Many chronic illnesses can be prevented with health management: eating nutritious food, exercising, not smoking, and avoiding excessive alcohol. But what’s healthy for some can be harmful for others. For example, whole wheat flour is generally healthier than processed white flour—except for people who are sensitive to gluten, a protein in wheat grain that gives bread its elasticity. Long-term consumption of gluten damages the digestive tract of gluten-insensitive people and causes celiac disease.

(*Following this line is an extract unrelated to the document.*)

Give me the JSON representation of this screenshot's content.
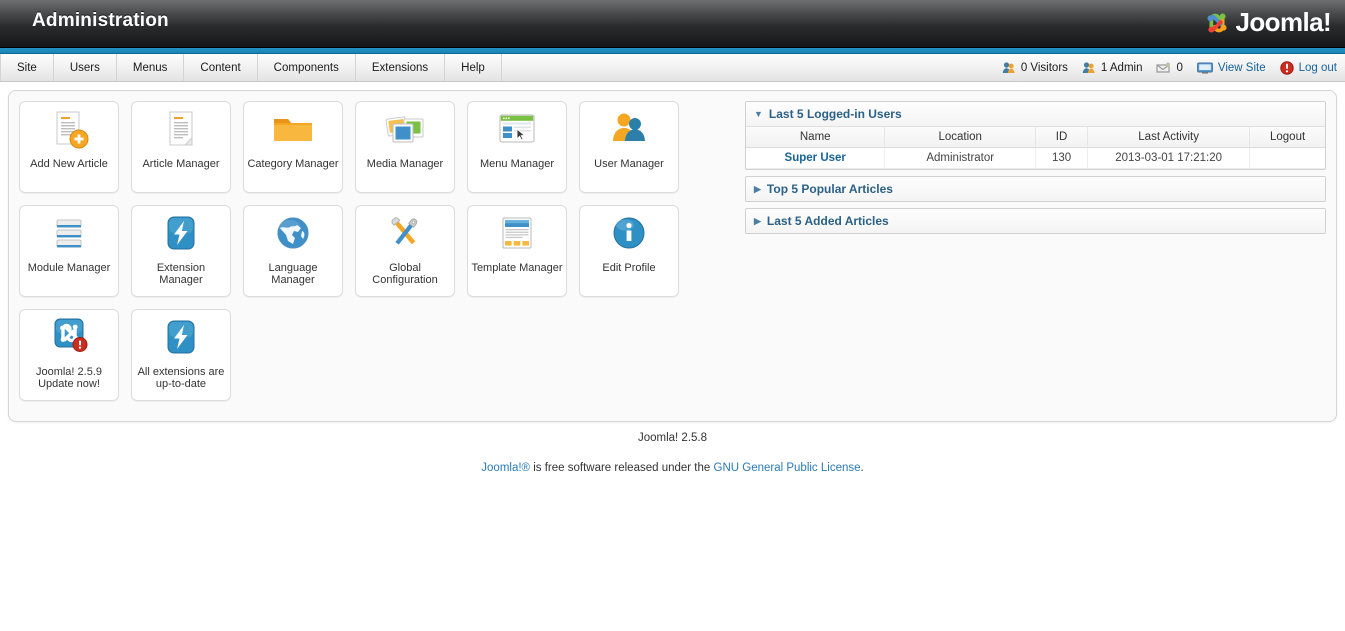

The editors of Cereal Killers have gathered approximately eighty essays by twenty-two medical professionals, researchers, and sufferers of celiac disease. Readers learn how gluten affects the body in minor yet devastating ways that often show no symptoms until permanent damage is done. They learn about the differences between gluten sensitivity and celiac disease; proper celiac disease tests; the gluten-free diet; restaurant dining while traveling; genetic testing and bone density testing; gluten-free camps for kids; and handling customer service at a food company. The book concludes with an essay about gluten-free living from the parent of a teenager who was diagnosed at eighteen months, and information about the National Gluten-Free Diet Project.

The editors, both diagnosed with celiac, are also advocates. Dr. Ron Hoggan is a teacher and has written extensively on the topic of gluten sensitivity. He is the co-author of Dangerous Grains: Why Gluten Cereal Grains May Be Hazardous to Your Health. Scott Adams founded the Journal of Gluten Sensitivity and the Web sites Celiac.com and GlutenFreeMall.com.

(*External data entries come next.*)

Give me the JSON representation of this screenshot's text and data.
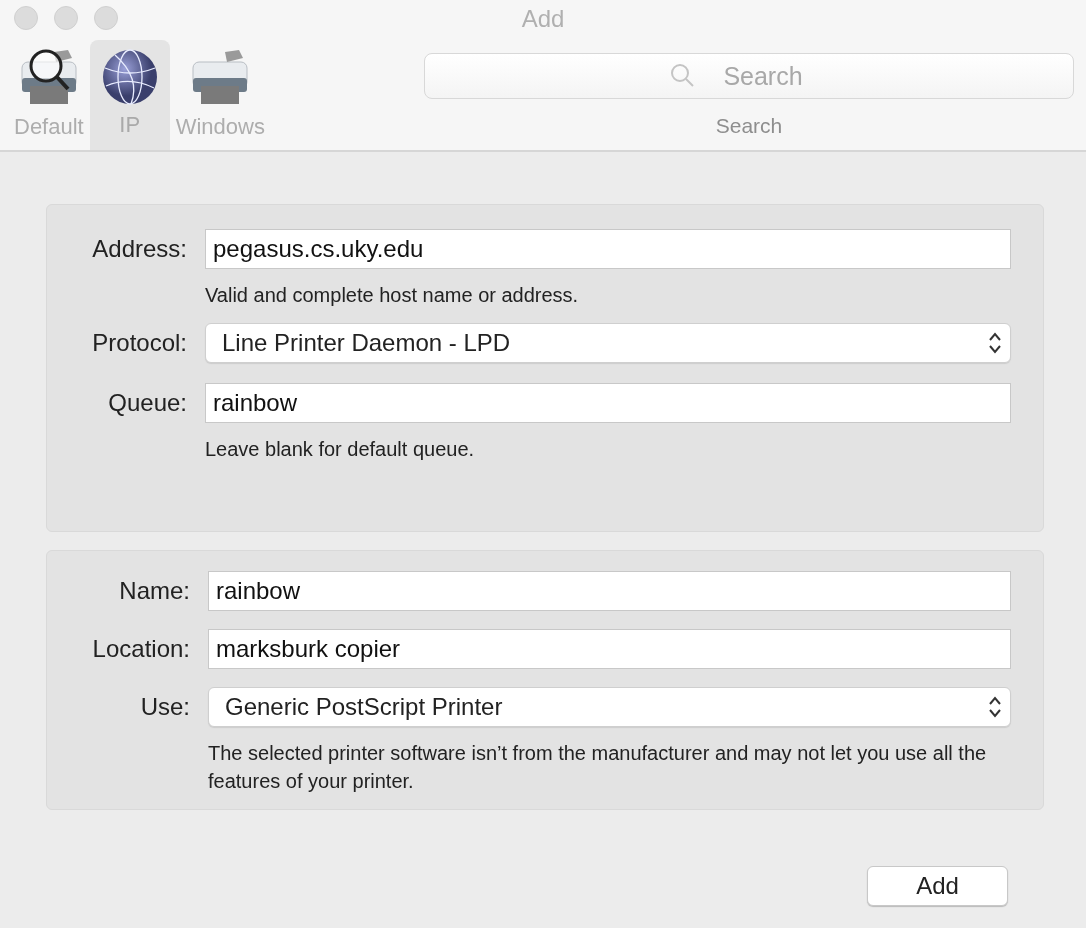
{
  "window": {
    "title": "Add"
  },
  "toolbar": {
    "tabs": [
      {
        "label": "Default",
        "selected": false,
        "kind": "printer-search"
      },
      {
        "label": "IP",
        "selected": true,
        "kind": "globe"
      },
      {
        "label": "Windows",
        "selected": false,
        "kind": "printer"
      }
    ],
    "search": {
      "placeholder": "Search",
      "label": "Search"
    }
  },
  "sections": [
    {
      "fields": [
        {
          "kind": "text",
          "label": "Address:",
          "value": "pegasus.cs.uky.edu",
          "hint": "Valid and complete host name or address."
        },
        {
          "kind": "select",
          "label": "Protocol:",
          "value": "Line Printer Daemon - LPD"
        },
        {
          "kind": "text",
          "label": "Queue:",
          "value": "rainbow",
          "hint": "Leave blank for default queue."
        }
      ]
    },
    {
      "fields": [
        {
          "kind": "text",
          "label": "Name:",
          "value": "rainbow"
        },
        {
          "kind": "text",
          "label": "Location:",
          "value": "marksburk copier"
        },
        {
          "kind": "select",
          "label": "Use:",
          "value": "Generic PostScript Printer",
          "hint": "The selected printer software isn’t from the manufacturer and may not let you use all the features of your printer."
        }
      ]
    }
  ],
  "buttons": [
    {
      "label": "Add"
    }
  ]
}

The most unique and useful aspect of this collection is its comprehensive range of information, experience, and knowledge from average celiac sufferers and those who research the disease. Some topics provide opposing perspectives (on treatment, testing, diagnosis, etc.) for a 360 degree view of the disease.

It is interesting to note that studies show more people are being diagnosed and a number of common chronic diseases have been linked to gluten sensitivity, like anemia, fibromyalgia, acid-reflux, impaired mental ability, and more. Also of note is the surprising number of foods we consume which contain gluten, like breads, soups, salad dressings, ice cream, and caramel to name a few. With these things in mind, this book would also be useful to readers who may not be aware that they’re gluten sensitive.

Unfortunately, there are several problems in the book. There’s quite a bit of repetition among content from different writers which editing would have remedied. Bibliographic references are inconsistent and contain several errors. Several of the essays are highly technical, contain clinical jargon, and seem to have been written for a peer review journal rather than a consumer publication.

Despite these glitches, however, this book is worth exploring. Given that wheat is a main staple in the American diet it is important to raise awareness about celiac disease and inquire about one’s own health.